I’ve been having great fun this week as I near the completion of my first science fiction novel — and I do mean the completion, this is the final draft. And yesterday, as I was re-writing a particular scene, I allowed an explosion to take place on a space ship. Which led me on this wild chase to find out how fire behaves in space.
Which led me to flame balls.
That’s right, they’re called flame balls. They don’t burn as hot or as wild as here on Earth, but in zero gravity fire turns into a spherical blob that gives off no light and no smoke, so you can’t find them. Look here at this wonderful explanation on flame balls!
The discovery of flame balls has led me to several problems. First of all, I really wanted to use them, but I can’t.
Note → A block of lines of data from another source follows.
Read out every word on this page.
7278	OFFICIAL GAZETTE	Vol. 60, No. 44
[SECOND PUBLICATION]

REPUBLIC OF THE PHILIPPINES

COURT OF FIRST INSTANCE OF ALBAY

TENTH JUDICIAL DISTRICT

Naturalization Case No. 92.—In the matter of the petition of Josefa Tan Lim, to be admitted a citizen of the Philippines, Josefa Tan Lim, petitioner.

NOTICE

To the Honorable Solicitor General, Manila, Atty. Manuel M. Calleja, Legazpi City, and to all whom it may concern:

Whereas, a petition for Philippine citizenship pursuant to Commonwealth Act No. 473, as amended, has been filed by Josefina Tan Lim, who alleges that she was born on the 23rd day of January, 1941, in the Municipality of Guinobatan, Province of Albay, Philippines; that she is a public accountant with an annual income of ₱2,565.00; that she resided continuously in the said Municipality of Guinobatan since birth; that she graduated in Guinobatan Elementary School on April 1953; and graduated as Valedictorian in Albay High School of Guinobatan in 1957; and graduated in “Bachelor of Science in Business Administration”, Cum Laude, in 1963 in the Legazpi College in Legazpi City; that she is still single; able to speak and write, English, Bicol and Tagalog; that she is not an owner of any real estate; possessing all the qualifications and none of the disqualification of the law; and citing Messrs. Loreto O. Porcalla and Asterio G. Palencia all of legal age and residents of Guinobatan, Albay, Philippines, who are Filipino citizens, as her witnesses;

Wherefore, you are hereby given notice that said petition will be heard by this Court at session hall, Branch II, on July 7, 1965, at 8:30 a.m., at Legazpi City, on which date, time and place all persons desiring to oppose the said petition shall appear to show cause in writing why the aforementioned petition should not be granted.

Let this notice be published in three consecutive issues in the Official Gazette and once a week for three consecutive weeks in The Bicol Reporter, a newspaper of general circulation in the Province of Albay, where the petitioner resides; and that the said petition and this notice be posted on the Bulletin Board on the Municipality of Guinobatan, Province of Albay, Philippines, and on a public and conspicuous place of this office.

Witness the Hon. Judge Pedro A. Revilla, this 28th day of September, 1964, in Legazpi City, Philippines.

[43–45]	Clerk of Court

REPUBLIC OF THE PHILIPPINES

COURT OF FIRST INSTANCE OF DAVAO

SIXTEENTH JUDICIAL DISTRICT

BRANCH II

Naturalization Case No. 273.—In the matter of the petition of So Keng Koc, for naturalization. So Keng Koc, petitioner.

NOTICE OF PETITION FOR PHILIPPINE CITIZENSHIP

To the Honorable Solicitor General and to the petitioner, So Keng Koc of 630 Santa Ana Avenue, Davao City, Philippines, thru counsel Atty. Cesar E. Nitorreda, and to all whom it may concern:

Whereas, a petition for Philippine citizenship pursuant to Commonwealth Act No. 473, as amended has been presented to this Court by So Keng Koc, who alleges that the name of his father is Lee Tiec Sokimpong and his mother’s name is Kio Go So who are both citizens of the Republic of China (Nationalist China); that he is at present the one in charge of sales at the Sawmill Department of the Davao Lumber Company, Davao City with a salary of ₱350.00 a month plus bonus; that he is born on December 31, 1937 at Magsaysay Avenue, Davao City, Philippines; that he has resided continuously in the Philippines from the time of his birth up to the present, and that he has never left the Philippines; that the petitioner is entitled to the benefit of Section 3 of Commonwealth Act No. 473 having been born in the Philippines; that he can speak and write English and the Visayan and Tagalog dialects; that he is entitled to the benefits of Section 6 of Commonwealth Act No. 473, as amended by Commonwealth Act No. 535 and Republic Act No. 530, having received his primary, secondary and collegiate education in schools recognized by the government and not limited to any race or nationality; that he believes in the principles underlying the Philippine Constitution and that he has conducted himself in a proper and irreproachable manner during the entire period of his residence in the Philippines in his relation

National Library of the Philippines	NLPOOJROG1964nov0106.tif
Not completely anyway. You see, I built an artificial gravity system on board this particular space ship, which means that they aren’t really in zero gravity. However, the artificial gravity is … artificial … and located in the flooring, not the ceiling, so the little flame balls can do an upside down teardrop sort of shape.
Secondly … an explosion on board a space ship while it is in space is hard. More than one thing gets affected by the explosion. Compression, airflow, hull integrity … all of it has to come into play.
But one of the really cool things about a flame ball is that they don’t move like fire here on earth. They let the oxygen and fuel come to them, instead of spreading to consume everything in their path. So they’re like little invisible sand-glasses, sucking the oxygen out of a particular place and putting a time limit on any living, breathing person nearby.
However, I need at least one of the characters in this scene to survive.
Lucky for me I still have two weeks before school starts again, so I can devote my energy into problem-solving flame balls in space, explosions, and countermeasures that might be taken to keep the entire ship from destruction.
Oh! By the way … you can totally fire a gun in space. (The right kind of gun, mind you, but a bullet nonetheless.)